Türk işçilerinin Almanya'ya gidişleri ile hareketlenen dış uçuşlar Türk havacılık pazarını bugünkü hale getirdi. Artık İstanbul, Ankara, hatta İzmir çıkışı ile dünyanın bir çok noktasına seferler var. Dünya havacılığının devleri BA, Lufthansa, Delta, Air France gibi şirketler asla Türkiye'den vazgeçemiyorlar. Sadece Atatürk Havalimanı’nın yıllık yolcu kapasitesi 15 milyonu aştı. Tek sorun havalimanlarımız. Bu hızlı gelişmeye ayak uydurmak için beklenen hareket ne yazık ki yeni başladı. Antalya'da yapılan yeni terminal, İstanbul'da temeli atılan dış hatlar terminali, yap-işlet-devret modeli ile hızla geçekleşiyor. Bu hız sürer ve
Türkiye'nin her yerine dağılırsa havayolu keyfi artacak. En kısa zamanda, en keyifli yolculuk için havayolundan başkası
var mı? Elbette yok. Yarın da böyle olacak ve sonrası yine böyle olacak .
HER ŞEY RAHATINIZ İÇİN
Yerden 10 bin metre yüksekte yemek yemek kimsenin reddedemediği bir alışkanlık oldu. İkramcılar değişik tadları, farklı şarapları, güzel pastaları yerde hazırlayıp gökyüzünde servise yolluyorlar (üstte). İyi bir koltuk mutlu uçuşun ilk adı. Artık koltuklar da sıradan değil. Ortopedik, deri ve üzerinde bir dizi imkan var. Kişisel video, bilgisayar kullanımı için özel giriş, çok kanallı müzik sistemleri. Koltuğunuzdaki lüks, her geçen gün artıyor. Sizin daha rahat ve keyifli uçuşunuz için...
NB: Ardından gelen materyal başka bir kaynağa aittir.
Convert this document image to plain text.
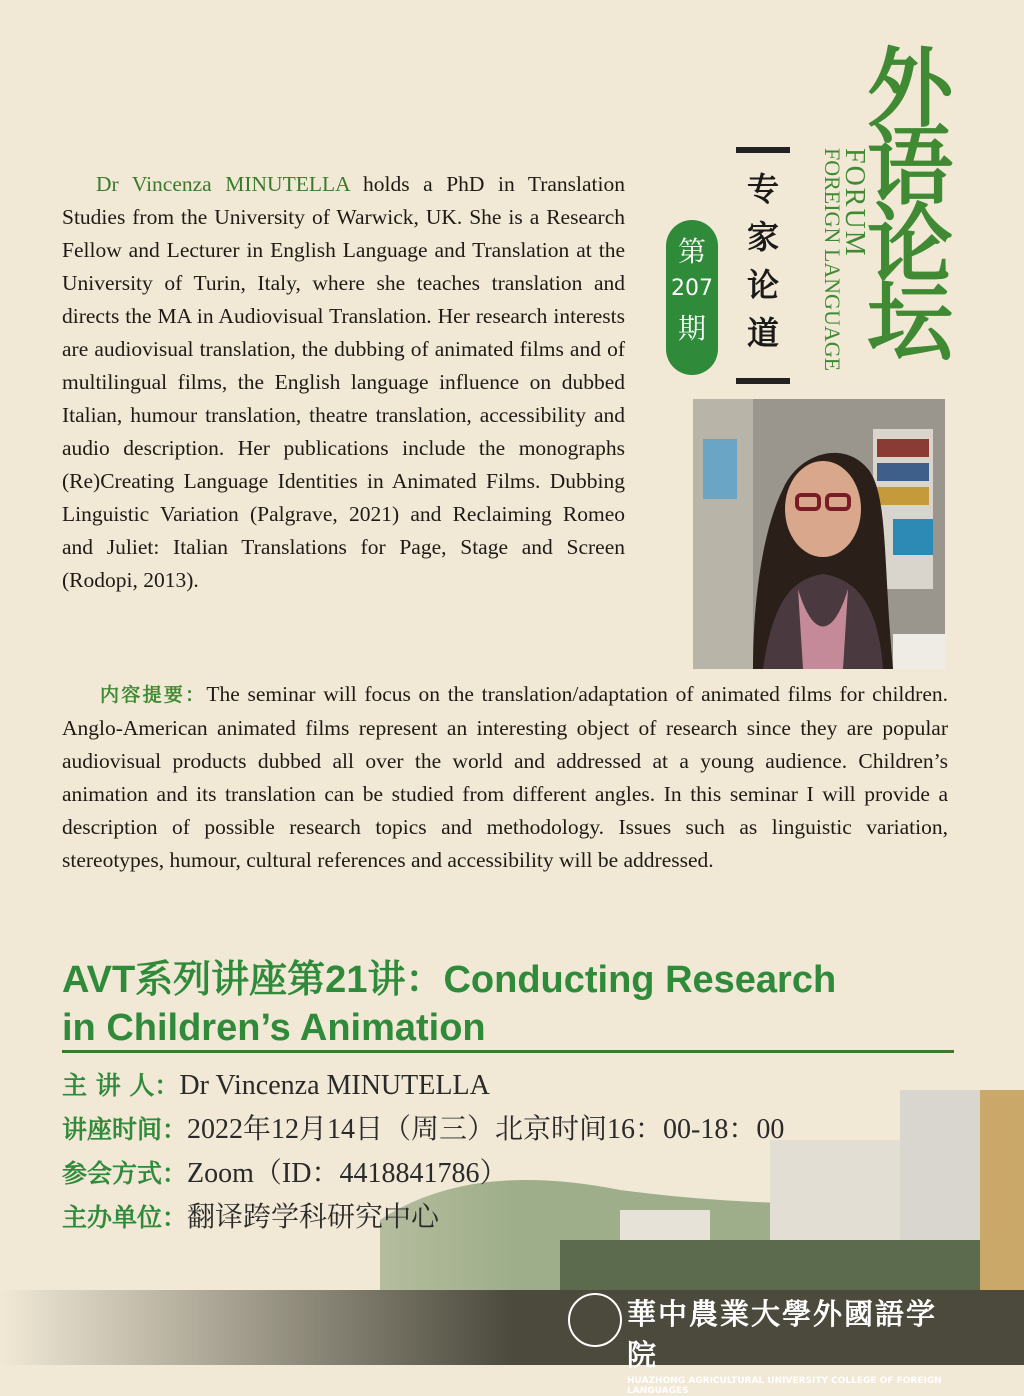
外
语
论
坛
FORUM
FOREIGN LANGUAGE
专
家
论
道
第
207
期
Dr Vincenza MINUTELLA holds a PhD in Translation Studies from the University of Warwick, UK. She is a Research Fellow and Lecturer in English Language and Translation at the University of Turin, Italy, where she teaches translation and directs the MA in Audiovisual Translation. Her research interests are audiovisual translation, the dubbing of animated films and of multilingual films, the English language influence on dubbed Italian, humour translation, theatre translation, accessibility and audio description. Her publications include the monographs (Re)Creating Language Identities in Animated Films. Dubbing Linguistic Variation (Palgrave, 2021) and Reclaiming Romeo and Juliet: Italian Translations for Page, Stage and Screen (Rodopi, 2013).
内容提要：The seminar will focus on the translation/adaptation of animated films for children. Anglo-American animated films represent an interesting object of research since they are popular audiovisual products dubbed all over the world and addressed at a young audience. Children’s animation and its translation can be studied from different angles. In this seminar I will provide a description of possible research topics and methodology. Issues such as linguistic variation, stereotypes, humour, cultural references and accessibility will be addressed.
AVT系列讲座第21讲：Conducting Research
in Children’s Animation
主 讲 人：Dr Vincenza MINUTELLA
讲座时间：2022年12月14日（周三）北京时间16：00-18：00
参会方式：Zoom（ID：4418841786）
主办单位：翻译跨学科研究中心
華中農業大學外國語学院
HUAZHONG AGRICULTURAL UNIVERSITY COLLEGE OF FOREIGN LANGUAGES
YOLCU SAYISI HIZLA ARTIYOR
Havalimanları her zaman ana baba günü. Uçakların biri iniyor diğeri kalkıyor. Bavullar yükleniyor, pist başlarında uçaklar sıraya giriyor, yolcular geliyor, yolcular gidiyor. Ve havayolculuğuna olan ilgi arttıkça havalimanları kabına sığamıyor. Kimi yeni terminallerle büyüyor, kimi yeni pistlerle başka uçuşlara kuçak açıyor.
KENDİNİZİ TESLİM EDİN
Kokpitler inanılmaz sistemlerle donatıldı. Pilotlar hemen her şeyi anında öğreniyor, görüyorlar. Çoğu zaman iş otomatik pilota düşüyor. En zorlu anlarda yani çılgın meteorolojik değişimlerde otopilotla, gerçek pilot ellele verip bizi güvenle uçuruyor. Ve uçağın arkasında,kabinde ise gerçek adları kabin memuru olan hostesler bize güvenli uçuş kurallarını hatırlatıyorlar. En iyi ikramı sunarak uçuşumuza renk katıyor, tebessümlerini esirgemiyorlar.